Capítulo 07

Acompanhamos de perto a trajetória da Líder enquanto carregava seu filho consigo, ela estava um pouco ferida devido à luta que teve dentro da caverna, mesmo com dores, ela continuava alimentando e cuidado do seu filhote, mas quando ele pegava no sono, ela chorava.

Vi de perto ela brincar com seu filho durante o dia, o ensinava a colher alimentos, a louvar o deus deles, ela passava os costumes e tradições para ele, mesmo com a mancha negra da tragédia do seu povo, eles pareciam estar cada vez mais superando o luto e conseguindo seguir suas vidas juntos, como mãe e filho unidos sempre, porém quando a noite chegava, eles se escondiam e usavam ervas ou lama para camuflar seus cheiros dos predados que saíam para caçar na escuridão: Os lobos.

Como num passe de mágica, o tempo foi passando, mãe e filho seguindo suas rotinas juntos, sem se esquecerem das precauções que tomavam à noite, e durante o dia, eles sentiam-se seguros. O filho cresceu, mas ele continuava jovem, esses seres viviam mais tempo que as outras raças, portanto era normal. Ele começou a fazer alguns serviços sozinho, sem a ajuda da sua mãe, colhia os alimentos enquanto ela limpava o ambiente em que iam passar a noite, eles não ficavam no mesmo lugar por muito tempo, sempre movimentavam-se, o que era algo triste porque eles sabiam que nunca mais teriam um lar.

E eu, como mãe, sei o quão é ruim ficar à mercê na floresta com uma criança, sempre fugindo, mas lá no fundo, desejando encontrar um lar para botar minha filha e dar a ela tudo que merece. O mundo é cruel, não somente para mim, mas para qualquer um que queira lutar contra o destino apenas para fazer feliz quem amamos.

A mãe estava forrando o chão com palhas para eles dormirem, de repente ela parou e olhou na direção que seu filho tinha ido colher frutas, seu semblante neutro mudou completamente para medo, ela começou a correr desesperadamente enquanto cantarolava, esse canto era o meio de comunicação deles, do mesmo modo que fazemos quando assoviamos para chamar nossa tribo.

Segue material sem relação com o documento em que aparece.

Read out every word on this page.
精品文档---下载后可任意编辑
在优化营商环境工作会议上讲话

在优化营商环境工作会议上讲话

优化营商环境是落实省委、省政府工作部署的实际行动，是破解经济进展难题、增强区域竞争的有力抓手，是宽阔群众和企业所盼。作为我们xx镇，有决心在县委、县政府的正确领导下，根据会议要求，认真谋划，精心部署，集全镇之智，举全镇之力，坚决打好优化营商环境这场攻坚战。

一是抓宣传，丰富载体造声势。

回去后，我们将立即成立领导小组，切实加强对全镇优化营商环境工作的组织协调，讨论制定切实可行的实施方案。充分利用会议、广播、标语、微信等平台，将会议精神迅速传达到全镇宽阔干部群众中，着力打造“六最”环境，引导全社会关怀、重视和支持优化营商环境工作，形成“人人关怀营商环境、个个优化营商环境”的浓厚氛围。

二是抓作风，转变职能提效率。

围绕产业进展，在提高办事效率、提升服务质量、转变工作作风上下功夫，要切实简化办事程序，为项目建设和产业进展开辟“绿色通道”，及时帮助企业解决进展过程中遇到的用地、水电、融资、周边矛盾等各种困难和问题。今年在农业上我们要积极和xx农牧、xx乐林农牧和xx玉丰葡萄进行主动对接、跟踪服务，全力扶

Olhei apreensiva para a Deusa que permanecia calada ao meu lado, mas ela estava com as sobrancelhas franzidas. Fomos à direção em que eles tinham ido, meu coração começou a palpitar, eu fiquei inquieta, a Deusa engoliu seco e com o movimento de mãos, chegamos ao local em que estava o filho, a mãe não havia chegado. Ele permanecia colhendo os frutos alegremente, até que um barulho foi escutado e quando olhou para trás viu um grupo de machos com lanças feitas de madeira, mas não eram os lobos, eram os humanos. Eles haviam evoluído, não andavam mais em quatro patas, estavam vestidos e eram mais inteligentes, eles queriam abdicar o direito de domínio e essa raça na frente deles, mesmo sendo somente um animal jovem e inofensivo, era uma ameaça.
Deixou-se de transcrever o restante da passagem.